Minimal audit checklist for your repo

  1. rg '\.commit\(' --type py — how many hits? Each one should map to an entry in the "legitimate exceptions" list or the framework layer.
  2. Is there exactly one request-lifecycle commit point (middleware or dependency)?
  3. Is there exactly one worker/task commit point (context manager or decorator)?
  4. Do services and repositories ever touch commit / rollback? They shouldn't.
  5. Where do you dispatch webhooks / emails / cross-service calls? Are those dispatched inline inside services, or buffered and flushed by the framework layer after commit?
  6. Do you have any code paths where a commit happens and then more DB writes follow in the same function? Audit each one.
  7. Is autoflush enabled on your sessionmaker? Any autoflush=False needs justification.

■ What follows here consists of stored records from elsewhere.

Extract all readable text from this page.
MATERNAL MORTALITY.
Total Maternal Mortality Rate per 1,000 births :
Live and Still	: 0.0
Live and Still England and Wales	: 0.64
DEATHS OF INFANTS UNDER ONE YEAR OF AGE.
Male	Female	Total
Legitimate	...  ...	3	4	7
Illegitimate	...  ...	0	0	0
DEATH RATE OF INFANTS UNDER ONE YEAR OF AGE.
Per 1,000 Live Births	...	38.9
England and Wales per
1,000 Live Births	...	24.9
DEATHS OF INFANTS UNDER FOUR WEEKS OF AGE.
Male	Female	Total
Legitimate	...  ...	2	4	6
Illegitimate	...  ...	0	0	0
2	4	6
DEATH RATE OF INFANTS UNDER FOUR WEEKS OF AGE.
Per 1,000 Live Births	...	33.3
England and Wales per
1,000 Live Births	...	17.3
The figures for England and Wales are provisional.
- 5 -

  8. Do business functions ever construct their own session (Session(), sessionmaker()(), etc.)? They shouldn't — session should be passed in.
  9. Read-only endpoints: do they use a read-only session path, or do they still go through the write/commit dependency? Split them.
  10. Have you considered expire_on_commit=False for your web sessionmaker? Check whether your post-commit response serialization is re-querying unnecessarily.

If all ten answers are clean, the commit story in your repo is probably fine.